Dynacure, a Strasbourg, France-based clinical stage drug development company focused on rare and orphan disorders, closed a €50m Series C financing.
The round was led by Perceptive Advisors, with participation from new investors Bpifrance Large Venture and funds managed by Tekla Capital Management and existing investors Andera Partners, Bpifrance through its FABS and Fonds Biothérapies Innovantes et Maladies Rares funds, Kurma Partners and Pontifax. In conjunction with the financing, Henry Skinner, Ph.D., Senior Vice President of Tekla Capital Management, will join the Dynacure board of directors.
The company intends to use the funds to continue to advance its lead program, DYN101, through an ongoing Phase 1 / 2 clinical trial in adults, expand the DYN101 clinical program to include treatment of pediatric patients and to continue to grow operations and its pipeline.
Led by Stephane van Rooijen (M.D. MBA), Chief Executive Officer, Dynacure is a clinical-stage drug development company focused on developing DYN101*, an investigational antisense medicine designed to modulate the expression of dynamin 2 for the treatment of Myotubular and Centronuclear Myopathies, with Ionis Pharmaceuticals.
The company is also building a complementary research portfolio targeting other orphan disorders. Dynacure also has a corporate office in Philadelphia, PA, USA.
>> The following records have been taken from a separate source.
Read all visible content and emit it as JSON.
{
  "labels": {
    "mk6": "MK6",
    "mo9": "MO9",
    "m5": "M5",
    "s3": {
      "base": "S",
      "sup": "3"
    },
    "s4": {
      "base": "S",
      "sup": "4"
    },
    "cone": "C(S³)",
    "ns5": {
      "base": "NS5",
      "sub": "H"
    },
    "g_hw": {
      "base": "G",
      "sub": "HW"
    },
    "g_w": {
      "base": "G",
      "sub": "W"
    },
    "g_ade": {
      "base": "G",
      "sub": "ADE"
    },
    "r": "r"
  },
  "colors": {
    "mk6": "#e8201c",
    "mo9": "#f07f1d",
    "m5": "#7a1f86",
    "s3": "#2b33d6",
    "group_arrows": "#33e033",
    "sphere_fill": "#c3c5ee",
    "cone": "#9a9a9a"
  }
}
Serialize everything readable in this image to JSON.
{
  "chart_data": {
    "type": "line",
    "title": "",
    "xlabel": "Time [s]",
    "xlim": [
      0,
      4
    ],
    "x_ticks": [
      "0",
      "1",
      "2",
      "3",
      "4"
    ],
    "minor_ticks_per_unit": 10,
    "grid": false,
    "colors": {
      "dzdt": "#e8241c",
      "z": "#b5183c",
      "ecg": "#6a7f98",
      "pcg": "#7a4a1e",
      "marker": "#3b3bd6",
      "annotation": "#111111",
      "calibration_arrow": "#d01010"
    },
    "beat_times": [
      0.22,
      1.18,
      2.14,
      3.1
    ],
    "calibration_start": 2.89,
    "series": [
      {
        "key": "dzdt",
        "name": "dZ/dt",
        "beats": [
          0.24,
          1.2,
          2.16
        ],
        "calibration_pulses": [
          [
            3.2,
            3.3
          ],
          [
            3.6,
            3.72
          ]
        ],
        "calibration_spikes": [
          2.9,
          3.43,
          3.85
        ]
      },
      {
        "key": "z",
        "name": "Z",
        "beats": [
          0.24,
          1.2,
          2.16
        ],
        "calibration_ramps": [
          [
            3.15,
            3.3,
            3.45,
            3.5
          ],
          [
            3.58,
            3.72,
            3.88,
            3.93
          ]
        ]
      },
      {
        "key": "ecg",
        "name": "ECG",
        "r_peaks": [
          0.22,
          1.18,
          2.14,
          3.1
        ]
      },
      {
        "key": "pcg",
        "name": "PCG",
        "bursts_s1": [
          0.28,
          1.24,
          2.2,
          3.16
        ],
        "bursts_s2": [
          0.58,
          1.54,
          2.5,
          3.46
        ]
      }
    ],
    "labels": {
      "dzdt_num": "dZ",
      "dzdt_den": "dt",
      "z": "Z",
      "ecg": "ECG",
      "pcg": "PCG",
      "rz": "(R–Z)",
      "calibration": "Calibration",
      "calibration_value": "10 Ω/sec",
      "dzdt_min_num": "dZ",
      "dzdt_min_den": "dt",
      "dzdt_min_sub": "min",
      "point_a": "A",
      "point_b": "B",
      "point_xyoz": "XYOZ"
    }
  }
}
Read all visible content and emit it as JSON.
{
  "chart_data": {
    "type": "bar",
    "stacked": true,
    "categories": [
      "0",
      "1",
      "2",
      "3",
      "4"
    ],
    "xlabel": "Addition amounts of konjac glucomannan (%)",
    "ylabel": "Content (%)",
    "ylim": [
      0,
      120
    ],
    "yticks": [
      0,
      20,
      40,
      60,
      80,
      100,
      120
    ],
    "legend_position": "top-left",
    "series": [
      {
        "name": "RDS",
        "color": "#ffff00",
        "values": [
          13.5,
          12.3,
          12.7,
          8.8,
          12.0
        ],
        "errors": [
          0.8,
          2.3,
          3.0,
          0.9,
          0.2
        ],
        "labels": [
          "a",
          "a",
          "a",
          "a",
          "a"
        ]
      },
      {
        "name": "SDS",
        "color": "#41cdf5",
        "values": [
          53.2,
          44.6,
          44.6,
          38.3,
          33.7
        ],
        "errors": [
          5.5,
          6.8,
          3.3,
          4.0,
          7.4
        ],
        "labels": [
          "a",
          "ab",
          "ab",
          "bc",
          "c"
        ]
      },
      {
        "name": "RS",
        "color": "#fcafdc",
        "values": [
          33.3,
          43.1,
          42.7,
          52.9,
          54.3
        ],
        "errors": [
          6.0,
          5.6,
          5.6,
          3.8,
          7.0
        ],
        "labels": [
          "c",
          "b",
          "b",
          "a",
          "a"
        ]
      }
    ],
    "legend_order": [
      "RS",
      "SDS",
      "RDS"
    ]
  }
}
*DYN101 is an investigational antisense oligonucleotide using Ionis’ proprietary antisense technology, designed to modulate the expression of dynamin 2 (DNM2) for the treatment of Myotubular and Centronuclear Myopathies (CNM). Preclinical studies have demonstrated that DYN101 has the potential to be disease modifying in CNM, with compelling preclinical efficacy in treating animal models of XLCNM and ADCNM2,3. Prevention and reversion of the disease was observed with a clear dose-dependent improvement in whole body strength and mice survival. The development plan for DYN101 was designed to be broad and is being investigated for most CNM populations, XLCNM and ADCNM. It has been granted Orphan Drug designations by the US FDA and EMA.